When two sources of sound are one quarter wavelength apart, they'll reinforce each other, and when they're half a wavelength apart, they'll nullify each other. This is how transmission lines work; basically we separate the front and the back wave by one quarter wavelength, to make it louder

*at one narrow band of frequencies.*

Here's an example of this in action.

A typical sedan is about six feet wide, and the cabin is about 54" wide, or 1.37 meters wide.

The width of the cabin leads to two critical frequencies:

At 63hz and below, the two midbasses will reinforce each other.

At 126Hz, the two midbasses will be out-of-phase.

IE, the sound from your LEFT midbass radiates to the right side of the car, and when it arrives at the right side, the RIGHT midbass is 100% out of phase with the wavefront radiated from the LEFT, and vice versa.

A typical midbass is high passed at 80Hz, so this means that your midbass has a big ol' null right where you'd want it the least, at the very bottom of it's bandwidth.

Note that this isn't an "all or nothing" thing. It's not like we have a suckout that's super narrow at 126hz. It basically means that our left and our right midbass will

*augment*each other as the two approach 63hz, but as you travel an octave higher, they'll interfere with each other.

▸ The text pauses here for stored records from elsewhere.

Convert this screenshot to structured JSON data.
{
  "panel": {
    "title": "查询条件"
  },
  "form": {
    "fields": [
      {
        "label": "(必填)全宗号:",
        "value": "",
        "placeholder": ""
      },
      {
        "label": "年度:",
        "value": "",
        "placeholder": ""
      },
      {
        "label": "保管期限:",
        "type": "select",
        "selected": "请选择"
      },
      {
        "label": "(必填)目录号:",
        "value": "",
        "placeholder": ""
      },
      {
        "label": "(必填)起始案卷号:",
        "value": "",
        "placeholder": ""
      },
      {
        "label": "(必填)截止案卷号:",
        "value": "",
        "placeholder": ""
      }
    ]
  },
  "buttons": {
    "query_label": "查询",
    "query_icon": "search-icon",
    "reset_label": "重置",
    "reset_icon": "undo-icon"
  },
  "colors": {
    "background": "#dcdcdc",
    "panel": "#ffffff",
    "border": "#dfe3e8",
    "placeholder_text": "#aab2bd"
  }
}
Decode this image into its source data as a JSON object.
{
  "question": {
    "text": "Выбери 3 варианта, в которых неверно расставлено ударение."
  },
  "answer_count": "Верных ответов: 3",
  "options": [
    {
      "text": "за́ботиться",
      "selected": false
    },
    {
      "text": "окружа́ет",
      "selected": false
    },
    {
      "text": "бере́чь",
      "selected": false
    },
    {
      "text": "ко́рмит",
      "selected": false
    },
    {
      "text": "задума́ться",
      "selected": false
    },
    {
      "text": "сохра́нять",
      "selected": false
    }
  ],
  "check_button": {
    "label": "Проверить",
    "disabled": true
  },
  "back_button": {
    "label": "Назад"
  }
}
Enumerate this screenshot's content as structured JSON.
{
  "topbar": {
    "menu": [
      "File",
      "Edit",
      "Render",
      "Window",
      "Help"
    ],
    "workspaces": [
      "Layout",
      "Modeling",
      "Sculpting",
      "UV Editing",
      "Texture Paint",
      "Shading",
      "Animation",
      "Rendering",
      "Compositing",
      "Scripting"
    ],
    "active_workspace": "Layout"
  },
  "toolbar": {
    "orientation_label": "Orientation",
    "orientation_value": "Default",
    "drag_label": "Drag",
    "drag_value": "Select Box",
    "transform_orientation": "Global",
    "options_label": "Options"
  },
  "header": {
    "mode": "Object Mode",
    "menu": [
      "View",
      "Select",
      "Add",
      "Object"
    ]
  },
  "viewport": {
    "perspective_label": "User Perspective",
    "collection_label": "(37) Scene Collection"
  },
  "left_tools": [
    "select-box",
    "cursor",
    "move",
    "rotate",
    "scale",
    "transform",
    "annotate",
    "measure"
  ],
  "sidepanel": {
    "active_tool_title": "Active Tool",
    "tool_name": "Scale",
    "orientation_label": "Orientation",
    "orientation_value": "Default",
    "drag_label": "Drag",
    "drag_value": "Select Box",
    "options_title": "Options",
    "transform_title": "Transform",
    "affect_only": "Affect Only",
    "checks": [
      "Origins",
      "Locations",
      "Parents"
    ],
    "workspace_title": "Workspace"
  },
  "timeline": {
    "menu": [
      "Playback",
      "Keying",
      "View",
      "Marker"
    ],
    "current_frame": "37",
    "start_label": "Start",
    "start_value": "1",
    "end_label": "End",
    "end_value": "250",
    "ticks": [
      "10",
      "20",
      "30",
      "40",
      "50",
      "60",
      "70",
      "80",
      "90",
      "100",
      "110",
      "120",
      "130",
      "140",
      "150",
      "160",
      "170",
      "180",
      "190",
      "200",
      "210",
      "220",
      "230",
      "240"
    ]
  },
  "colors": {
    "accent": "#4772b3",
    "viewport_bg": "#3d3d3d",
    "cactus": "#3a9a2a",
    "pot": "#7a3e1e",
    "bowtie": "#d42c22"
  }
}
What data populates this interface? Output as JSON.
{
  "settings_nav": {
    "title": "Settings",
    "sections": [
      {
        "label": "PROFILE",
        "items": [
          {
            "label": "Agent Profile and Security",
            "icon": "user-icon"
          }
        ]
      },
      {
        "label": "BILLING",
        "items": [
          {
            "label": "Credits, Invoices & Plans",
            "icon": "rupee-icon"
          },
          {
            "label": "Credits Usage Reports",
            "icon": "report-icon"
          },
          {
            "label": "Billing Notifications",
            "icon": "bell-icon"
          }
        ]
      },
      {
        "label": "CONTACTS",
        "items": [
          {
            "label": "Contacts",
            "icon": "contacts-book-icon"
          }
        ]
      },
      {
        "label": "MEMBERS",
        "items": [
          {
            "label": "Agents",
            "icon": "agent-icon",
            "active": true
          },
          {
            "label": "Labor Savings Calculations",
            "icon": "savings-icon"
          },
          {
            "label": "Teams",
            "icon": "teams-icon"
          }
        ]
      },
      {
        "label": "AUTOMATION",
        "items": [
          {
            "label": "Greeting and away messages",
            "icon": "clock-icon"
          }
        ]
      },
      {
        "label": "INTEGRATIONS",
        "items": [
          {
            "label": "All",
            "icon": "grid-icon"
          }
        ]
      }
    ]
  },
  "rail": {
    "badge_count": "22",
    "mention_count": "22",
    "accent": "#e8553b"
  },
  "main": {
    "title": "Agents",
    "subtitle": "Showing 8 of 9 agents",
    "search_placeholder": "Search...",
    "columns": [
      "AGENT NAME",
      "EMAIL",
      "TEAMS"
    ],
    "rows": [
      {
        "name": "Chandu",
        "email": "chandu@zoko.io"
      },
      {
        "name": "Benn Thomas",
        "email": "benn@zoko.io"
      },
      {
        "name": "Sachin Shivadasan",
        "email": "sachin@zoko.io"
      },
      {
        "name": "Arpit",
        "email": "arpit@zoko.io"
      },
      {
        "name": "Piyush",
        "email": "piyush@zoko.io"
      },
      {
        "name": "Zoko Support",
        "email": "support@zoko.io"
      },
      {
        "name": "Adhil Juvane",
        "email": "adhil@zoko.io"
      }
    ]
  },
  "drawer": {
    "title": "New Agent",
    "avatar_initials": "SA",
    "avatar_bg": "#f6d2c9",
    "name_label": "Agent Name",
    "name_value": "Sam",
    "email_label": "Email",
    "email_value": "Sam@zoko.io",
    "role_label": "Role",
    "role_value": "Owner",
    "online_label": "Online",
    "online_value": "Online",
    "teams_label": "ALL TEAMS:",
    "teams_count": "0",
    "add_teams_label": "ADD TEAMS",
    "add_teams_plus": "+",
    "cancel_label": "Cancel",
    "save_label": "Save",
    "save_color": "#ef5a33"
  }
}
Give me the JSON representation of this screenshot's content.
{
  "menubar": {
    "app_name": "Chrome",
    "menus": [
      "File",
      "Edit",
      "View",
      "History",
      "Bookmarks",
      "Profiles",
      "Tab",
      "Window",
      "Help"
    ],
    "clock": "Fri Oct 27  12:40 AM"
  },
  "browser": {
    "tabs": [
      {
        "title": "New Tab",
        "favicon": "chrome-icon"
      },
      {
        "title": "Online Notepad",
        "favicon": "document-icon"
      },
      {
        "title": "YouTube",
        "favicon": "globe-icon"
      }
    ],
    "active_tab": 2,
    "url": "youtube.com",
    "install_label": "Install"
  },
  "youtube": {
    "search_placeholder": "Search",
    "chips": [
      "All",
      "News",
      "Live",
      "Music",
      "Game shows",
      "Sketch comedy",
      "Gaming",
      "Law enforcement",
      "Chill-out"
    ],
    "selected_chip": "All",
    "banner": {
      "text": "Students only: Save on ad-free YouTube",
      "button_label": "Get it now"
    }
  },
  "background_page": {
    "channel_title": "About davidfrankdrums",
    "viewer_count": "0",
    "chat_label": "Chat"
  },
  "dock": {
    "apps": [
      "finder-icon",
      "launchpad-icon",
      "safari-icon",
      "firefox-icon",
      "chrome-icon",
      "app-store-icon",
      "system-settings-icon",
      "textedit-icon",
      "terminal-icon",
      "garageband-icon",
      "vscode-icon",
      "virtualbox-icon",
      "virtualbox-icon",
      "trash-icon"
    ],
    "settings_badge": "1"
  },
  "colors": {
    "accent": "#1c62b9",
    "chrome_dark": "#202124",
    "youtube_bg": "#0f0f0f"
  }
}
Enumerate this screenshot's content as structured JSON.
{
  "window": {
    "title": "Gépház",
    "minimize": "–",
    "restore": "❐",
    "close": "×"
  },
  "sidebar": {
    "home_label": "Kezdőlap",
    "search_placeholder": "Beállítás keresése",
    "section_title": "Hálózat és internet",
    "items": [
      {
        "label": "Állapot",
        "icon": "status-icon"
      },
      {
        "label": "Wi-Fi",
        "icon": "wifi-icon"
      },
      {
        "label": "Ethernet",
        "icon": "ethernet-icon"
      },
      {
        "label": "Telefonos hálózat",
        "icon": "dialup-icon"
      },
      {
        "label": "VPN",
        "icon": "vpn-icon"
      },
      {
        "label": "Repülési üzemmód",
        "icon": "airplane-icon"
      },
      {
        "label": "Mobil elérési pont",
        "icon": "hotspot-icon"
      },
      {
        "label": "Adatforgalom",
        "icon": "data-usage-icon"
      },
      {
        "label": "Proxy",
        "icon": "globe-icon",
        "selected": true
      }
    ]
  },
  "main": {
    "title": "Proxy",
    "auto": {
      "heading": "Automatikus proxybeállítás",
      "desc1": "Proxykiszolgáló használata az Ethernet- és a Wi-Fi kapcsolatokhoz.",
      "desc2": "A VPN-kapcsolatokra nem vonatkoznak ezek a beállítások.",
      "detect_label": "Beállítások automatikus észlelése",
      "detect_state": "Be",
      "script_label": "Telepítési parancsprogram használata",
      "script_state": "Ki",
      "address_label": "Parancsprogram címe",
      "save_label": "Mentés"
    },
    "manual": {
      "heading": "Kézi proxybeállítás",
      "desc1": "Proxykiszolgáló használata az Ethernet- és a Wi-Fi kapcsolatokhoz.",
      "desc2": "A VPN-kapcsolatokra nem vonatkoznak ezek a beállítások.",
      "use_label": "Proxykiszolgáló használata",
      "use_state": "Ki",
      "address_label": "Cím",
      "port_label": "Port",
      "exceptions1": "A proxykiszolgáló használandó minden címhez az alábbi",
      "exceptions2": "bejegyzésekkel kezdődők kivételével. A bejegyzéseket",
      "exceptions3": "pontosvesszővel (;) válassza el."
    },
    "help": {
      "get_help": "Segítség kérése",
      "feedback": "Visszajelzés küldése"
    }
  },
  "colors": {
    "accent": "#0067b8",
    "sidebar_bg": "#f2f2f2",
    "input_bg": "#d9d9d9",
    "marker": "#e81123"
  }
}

One thing that's a bummer about waves, is that when two waves augment each other you get 6dB more output, but when they interfere with each other you get a null. IE,

*destructive interference is a way WAY bigger problem than constructive interference.*With destructive interference, you can potentially have no output whatsoever at a given frequency. Of course, in the real world, that rarely happens. But you WILL see dips that can be as big as 10-15dB.

If you've ever wondered why those speakers you have on your desk have nice midbass and they're tiny, while the speakers in your car are twice as big and aren't as punchy, the answer is geometric.